Каждые семь с половиной минут воздух в секционной должен обновляться. К сожалению, установленная во время ремонта система успевала в два раза меньше.
Была установлена новая система освещения, но свет от нее оказался настолько тусклым, что нам с Пэтом пришлось бежать в магазин и покупать шесть напольных светильников, чтобы было видно хотя бы столы. Система отопления также оказалась сущим кошмаром, не справлялась со своей задачей. Нам снова пришлось отправиться за покупками – на этот раз за нагревателями на сжиженном бутане. Тем не менее все это меркло на фоне дорогостоящей системы вентиляции.
Воздух в секционной должен был полностью обновляться восемь раз в час; новая система успевала сделать это только четыре раза. Таким образом, и без того серьезная проблема просачивания зловонного запаха в коронерский суд еще сильнее усугубилась. Совет пытался сделать вид, что это лишь временные проблемы; в конце концов, проект обошелся им в сотни тысяч фунтов, и никто не хотел отвечать на неудобные вопросы вышестоящего руководства. Я подавал своему начальству одну докладную записку за другой, однако ничего не менялось, поскольку начальники не хотели, чтобы кто-то узнал еще об их некомпетентности.
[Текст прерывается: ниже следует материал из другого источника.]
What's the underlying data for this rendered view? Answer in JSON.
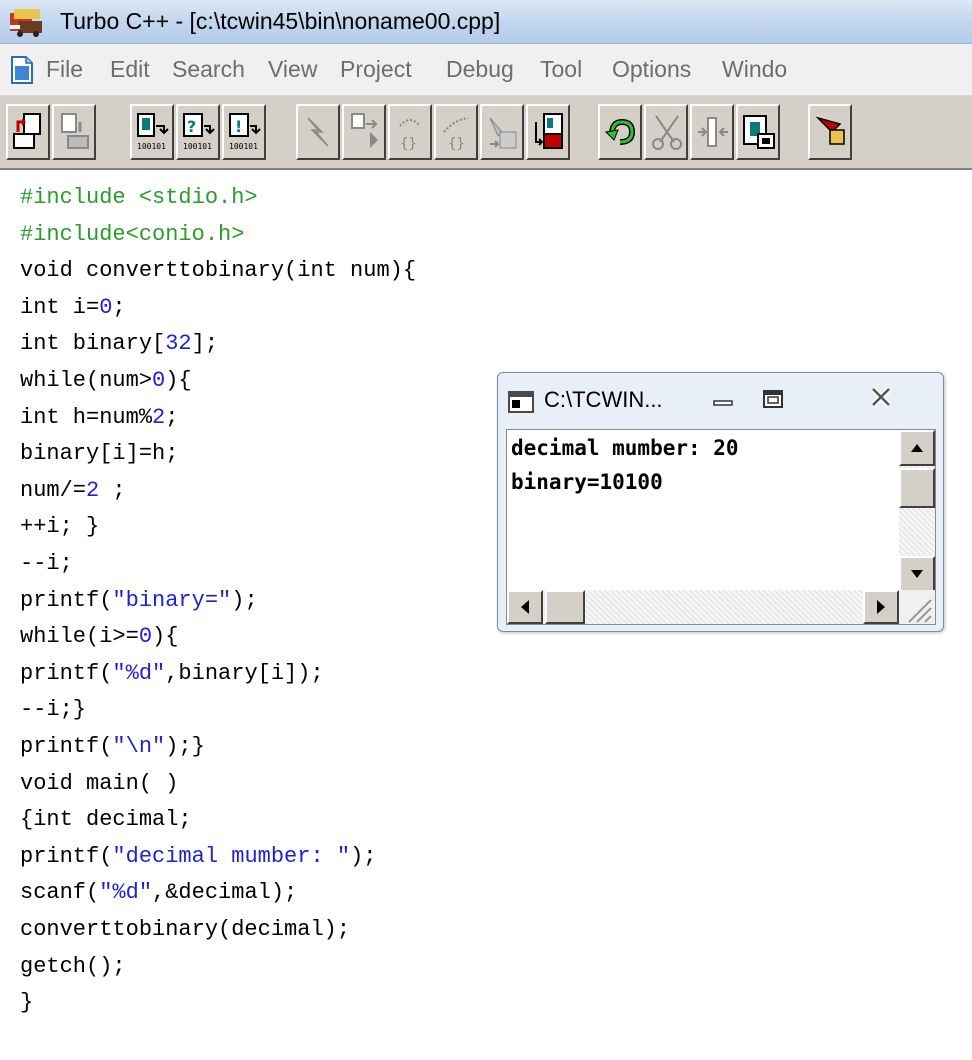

Тем временем нам пришлось открыться и вернуться к полной загрузке. Столько необъяснимых и подозрительных смертей Лондон не видал никогда, и наши коллеги в других моргах города с трудом справлялись с наплывом новых тел. Нам пришлось взяться за дело, даже если это и означало необходимость терпеть смрад в холодных и влажных помещениях. Нас сразу же попросили забрать тела из Ламбета и Уондсворта, где морги были гораздо меньше и с наступлением суровой зимы оказались завалены трупами. Руководство в Саутуарке еще и призывало другие районы отправлять нам свои тела – за каждого принятого покойника мы получали кругленькую сумму.
Стресс начинал давать о себе знать. Из-за недосыпания и отсутствия поддержки со стороны совета я постоянно был раздражительным. В то же самое время я был полностью помешан на работе и не позволял ничему помешать выполнению моих обязанностей, включая собственную семью.
Через несколько дней после открытия, едва я успел прилечь, как меня вместе с профессором Джонсоном вызвали в парк Далуич, где нашли утопленника. Детектив, прибывший на место, поначалу подумал, что это может быть убийство, но мужчина был раздет, и в ходе осмотра прилегающей территории с фонариками мы обнаружили стопку аккуратно сложенной у ограды одежды. Профессор Джонсон заключил, что убийца вряд ли бы стал складывать одежду жертвы, – наиболее вероятной причиной смерти был суицид по невыясненным мотивам.
На следующее утро ни свет ни заря дверь в спальню наотмашь распахнулась, и мой возбужденный четырехлетний сын запрыгнул ко мне в кровать, смеясь от восторга.
– Ради всего святого, что ты делаешь?! – заорал я. – Проваливай!
Выйдя спустя какое-то время из спальни с мешками под глазами, в мятой пижаме и с растрепанными волосами, – выглядел я, словно оказался в центре урагана, – увидел заплаканного сына, сидящего за обеденным столом, на котором лежала открытка с подарком. После нескольких секунд раздумий до меня наконец дошло: это был мой день рождения!